One of the maids picked up Joan’s cloak, intending to lay it over the body. As she did so, a little pottery jar dropped out. Had it landed on the flagstones, it would have shattered, but it fell on a rug, then rolled under the bench. Bartholomew bent to retrieve it.
            ‘A tincture containing pennyroyal,’ he said, after removing the stopper and sniffing the contents. He poured a little into his hand, then wiped it off on his leggings. ‘Not the herb, but the oil, which can be distilled by steaming. It is highly toxic.’
            Mother Cotton nodded her satisfaction at being right. ‘It is the plant of choice for expelling an unwanted child.’

Rievaulx Abbey in North Yorkshire has recently had a small herb garden planted amongst its ruins.

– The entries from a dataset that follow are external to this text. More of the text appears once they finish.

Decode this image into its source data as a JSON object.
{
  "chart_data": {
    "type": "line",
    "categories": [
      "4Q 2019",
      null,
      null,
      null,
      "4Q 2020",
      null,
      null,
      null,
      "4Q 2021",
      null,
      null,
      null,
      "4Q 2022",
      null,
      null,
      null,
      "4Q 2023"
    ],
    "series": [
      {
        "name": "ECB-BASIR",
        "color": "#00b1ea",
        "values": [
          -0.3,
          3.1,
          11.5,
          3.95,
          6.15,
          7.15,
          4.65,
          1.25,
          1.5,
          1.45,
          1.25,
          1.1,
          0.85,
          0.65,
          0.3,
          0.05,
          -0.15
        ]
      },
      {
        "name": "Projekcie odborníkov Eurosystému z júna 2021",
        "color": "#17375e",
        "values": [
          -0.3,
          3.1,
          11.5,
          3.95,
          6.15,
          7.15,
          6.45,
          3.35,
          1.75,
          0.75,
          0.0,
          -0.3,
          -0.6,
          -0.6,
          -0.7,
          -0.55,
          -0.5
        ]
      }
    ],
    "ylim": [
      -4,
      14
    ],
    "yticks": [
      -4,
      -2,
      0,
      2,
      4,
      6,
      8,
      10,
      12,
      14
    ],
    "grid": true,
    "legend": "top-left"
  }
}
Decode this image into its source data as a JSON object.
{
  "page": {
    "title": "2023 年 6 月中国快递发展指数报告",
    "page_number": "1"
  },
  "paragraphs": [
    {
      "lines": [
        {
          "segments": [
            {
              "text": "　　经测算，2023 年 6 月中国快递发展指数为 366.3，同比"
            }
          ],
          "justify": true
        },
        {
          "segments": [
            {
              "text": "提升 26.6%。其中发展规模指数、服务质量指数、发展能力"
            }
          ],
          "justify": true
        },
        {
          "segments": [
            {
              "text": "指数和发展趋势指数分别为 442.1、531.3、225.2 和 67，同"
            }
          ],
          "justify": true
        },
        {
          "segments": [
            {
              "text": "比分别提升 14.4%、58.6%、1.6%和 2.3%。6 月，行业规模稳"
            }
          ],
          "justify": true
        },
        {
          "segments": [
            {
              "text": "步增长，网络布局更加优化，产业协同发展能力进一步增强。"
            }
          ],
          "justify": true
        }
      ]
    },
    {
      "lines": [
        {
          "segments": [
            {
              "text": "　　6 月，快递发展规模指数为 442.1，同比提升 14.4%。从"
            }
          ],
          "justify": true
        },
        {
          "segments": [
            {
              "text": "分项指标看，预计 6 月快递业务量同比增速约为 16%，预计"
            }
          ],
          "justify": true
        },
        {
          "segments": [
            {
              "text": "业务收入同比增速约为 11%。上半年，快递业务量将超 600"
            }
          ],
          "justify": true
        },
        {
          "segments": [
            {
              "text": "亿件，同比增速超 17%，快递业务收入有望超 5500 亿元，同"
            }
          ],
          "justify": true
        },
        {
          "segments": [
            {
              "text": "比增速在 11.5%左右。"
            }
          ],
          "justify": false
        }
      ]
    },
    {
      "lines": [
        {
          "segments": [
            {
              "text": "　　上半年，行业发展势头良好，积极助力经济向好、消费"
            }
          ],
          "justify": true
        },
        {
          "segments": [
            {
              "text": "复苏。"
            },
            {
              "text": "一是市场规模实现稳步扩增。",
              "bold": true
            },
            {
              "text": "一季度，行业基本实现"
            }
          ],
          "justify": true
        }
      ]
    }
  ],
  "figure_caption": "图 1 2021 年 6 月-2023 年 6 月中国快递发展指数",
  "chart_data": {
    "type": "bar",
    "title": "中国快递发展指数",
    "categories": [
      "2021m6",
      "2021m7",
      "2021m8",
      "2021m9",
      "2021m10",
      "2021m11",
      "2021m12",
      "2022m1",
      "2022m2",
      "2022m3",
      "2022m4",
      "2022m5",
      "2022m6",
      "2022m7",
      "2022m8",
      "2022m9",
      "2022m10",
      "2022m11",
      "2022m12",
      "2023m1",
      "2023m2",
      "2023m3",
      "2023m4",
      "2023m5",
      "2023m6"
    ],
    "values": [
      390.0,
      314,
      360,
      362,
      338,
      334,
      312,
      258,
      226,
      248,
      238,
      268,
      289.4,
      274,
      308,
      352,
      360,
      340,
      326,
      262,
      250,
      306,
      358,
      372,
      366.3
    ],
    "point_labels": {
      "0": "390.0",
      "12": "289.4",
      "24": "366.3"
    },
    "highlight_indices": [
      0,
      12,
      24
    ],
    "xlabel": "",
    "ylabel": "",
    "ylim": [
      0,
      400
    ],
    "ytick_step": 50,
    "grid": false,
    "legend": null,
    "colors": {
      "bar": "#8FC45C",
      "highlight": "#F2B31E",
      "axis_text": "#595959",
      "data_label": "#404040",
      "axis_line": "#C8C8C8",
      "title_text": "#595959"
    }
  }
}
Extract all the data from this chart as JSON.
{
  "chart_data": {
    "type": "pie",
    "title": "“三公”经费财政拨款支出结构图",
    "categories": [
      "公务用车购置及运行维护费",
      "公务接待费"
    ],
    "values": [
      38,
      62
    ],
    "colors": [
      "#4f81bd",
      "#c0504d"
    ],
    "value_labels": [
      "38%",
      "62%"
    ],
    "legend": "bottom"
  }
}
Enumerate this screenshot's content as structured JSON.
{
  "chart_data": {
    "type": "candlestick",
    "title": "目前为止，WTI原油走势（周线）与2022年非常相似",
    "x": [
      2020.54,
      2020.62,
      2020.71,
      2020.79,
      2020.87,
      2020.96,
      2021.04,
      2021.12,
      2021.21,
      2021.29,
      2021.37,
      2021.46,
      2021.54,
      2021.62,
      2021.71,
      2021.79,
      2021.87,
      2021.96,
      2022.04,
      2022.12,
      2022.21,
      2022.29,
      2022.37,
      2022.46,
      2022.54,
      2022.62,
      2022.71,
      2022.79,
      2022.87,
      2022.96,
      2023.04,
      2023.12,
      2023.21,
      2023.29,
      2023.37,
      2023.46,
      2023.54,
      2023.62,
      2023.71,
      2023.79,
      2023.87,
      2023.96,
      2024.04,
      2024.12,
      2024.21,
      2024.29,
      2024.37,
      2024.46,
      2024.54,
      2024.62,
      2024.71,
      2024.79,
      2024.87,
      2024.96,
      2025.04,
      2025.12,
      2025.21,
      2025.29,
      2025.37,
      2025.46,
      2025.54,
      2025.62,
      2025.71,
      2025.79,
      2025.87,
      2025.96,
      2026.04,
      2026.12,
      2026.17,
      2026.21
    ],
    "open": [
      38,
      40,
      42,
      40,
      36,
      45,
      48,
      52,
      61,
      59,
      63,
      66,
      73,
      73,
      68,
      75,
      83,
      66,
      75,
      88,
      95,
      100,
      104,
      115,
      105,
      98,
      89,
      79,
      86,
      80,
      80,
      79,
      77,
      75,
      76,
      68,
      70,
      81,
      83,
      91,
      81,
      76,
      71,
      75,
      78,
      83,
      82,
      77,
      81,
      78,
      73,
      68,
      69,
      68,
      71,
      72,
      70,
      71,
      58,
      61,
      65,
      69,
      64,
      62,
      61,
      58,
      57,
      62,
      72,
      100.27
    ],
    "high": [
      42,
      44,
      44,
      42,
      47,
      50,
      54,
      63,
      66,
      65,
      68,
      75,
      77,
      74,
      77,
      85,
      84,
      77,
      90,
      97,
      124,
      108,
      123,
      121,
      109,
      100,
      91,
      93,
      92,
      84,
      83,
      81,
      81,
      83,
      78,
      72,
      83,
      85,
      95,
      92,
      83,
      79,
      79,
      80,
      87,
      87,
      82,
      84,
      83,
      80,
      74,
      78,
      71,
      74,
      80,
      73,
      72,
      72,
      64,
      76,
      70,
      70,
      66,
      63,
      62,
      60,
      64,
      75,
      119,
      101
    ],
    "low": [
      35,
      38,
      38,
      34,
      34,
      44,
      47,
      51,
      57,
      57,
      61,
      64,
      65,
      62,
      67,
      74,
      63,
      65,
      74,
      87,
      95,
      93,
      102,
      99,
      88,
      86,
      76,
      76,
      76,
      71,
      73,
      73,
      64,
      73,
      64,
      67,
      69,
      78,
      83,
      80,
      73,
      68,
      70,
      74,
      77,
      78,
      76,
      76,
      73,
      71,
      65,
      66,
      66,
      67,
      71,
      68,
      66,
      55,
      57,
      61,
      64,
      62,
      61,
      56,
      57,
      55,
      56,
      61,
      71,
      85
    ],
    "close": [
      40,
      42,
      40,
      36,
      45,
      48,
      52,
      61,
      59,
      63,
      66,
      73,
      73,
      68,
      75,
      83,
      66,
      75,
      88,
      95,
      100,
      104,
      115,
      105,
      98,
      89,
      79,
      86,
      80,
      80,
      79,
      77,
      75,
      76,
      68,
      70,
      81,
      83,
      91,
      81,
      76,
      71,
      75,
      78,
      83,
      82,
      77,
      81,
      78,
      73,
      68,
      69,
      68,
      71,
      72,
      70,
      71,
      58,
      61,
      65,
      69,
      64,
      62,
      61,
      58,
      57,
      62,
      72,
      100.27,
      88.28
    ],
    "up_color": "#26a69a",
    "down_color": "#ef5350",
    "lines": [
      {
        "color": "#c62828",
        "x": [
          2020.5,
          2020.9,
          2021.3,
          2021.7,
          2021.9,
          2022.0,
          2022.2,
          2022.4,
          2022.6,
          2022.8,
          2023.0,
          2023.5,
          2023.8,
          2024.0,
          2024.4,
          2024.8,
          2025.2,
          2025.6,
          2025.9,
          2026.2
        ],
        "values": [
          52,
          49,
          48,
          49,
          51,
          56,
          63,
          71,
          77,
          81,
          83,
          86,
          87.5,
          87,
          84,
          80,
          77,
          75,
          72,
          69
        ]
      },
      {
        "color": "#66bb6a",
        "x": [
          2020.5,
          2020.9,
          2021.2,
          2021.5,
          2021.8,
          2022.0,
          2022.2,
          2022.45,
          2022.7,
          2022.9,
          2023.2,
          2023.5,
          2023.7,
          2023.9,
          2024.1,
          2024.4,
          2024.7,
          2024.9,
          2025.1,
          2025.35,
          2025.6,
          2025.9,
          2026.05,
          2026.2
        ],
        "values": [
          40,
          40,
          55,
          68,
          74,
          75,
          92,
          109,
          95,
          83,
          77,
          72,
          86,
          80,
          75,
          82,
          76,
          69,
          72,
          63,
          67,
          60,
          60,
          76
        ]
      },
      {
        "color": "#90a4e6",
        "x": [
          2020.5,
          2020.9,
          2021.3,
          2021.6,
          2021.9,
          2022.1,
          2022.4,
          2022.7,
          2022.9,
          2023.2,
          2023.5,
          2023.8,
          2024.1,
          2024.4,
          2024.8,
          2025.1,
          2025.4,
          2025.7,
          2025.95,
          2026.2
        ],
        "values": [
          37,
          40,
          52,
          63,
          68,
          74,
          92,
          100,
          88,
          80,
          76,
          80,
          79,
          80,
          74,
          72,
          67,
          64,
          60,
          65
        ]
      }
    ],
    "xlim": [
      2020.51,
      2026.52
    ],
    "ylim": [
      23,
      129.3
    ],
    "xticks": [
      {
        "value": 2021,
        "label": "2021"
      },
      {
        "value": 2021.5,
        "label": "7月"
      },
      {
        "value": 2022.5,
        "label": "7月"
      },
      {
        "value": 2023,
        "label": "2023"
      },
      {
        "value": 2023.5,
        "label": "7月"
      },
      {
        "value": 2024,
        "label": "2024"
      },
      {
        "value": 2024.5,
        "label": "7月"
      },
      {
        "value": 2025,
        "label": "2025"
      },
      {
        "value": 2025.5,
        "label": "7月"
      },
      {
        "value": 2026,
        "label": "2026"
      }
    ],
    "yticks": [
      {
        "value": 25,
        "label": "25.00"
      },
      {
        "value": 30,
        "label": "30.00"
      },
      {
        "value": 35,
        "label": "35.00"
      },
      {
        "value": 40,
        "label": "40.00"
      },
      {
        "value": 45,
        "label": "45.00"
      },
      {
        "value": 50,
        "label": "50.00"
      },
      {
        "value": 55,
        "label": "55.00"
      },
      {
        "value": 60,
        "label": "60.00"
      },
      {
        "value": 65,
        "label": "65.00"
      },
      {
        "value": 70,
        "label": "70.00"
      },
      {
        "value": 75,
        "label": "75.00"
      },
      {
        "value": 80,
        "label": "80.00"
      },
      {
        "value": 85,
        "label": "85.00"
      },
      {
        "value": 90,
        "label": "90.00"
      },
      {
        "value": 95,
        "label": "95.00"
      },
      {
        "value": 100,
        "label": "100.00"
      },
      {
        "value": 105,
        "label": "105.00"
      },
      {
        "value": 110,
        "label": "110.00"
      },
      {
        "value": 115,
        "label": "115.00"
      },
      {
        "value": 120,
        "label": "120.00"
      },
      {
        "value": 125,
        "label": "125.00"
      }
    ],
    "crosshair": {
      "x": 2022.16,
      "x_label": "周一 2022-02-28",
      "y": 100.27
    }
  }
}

Between Monday 25th July and Monday 29th August English Heritage are running a ‘Monks Herb Trail’ at the Abbey, inviting families to discover the diverse plants that Rievaulx’s monks may have grown and their various uses. I think that these activities and attempts at recreation are important. Empty shells of buildings are often all that is left for the modern visitor to appreciate, and as such it is easy to forget that an abbey was once a living, growing and often vibrant community.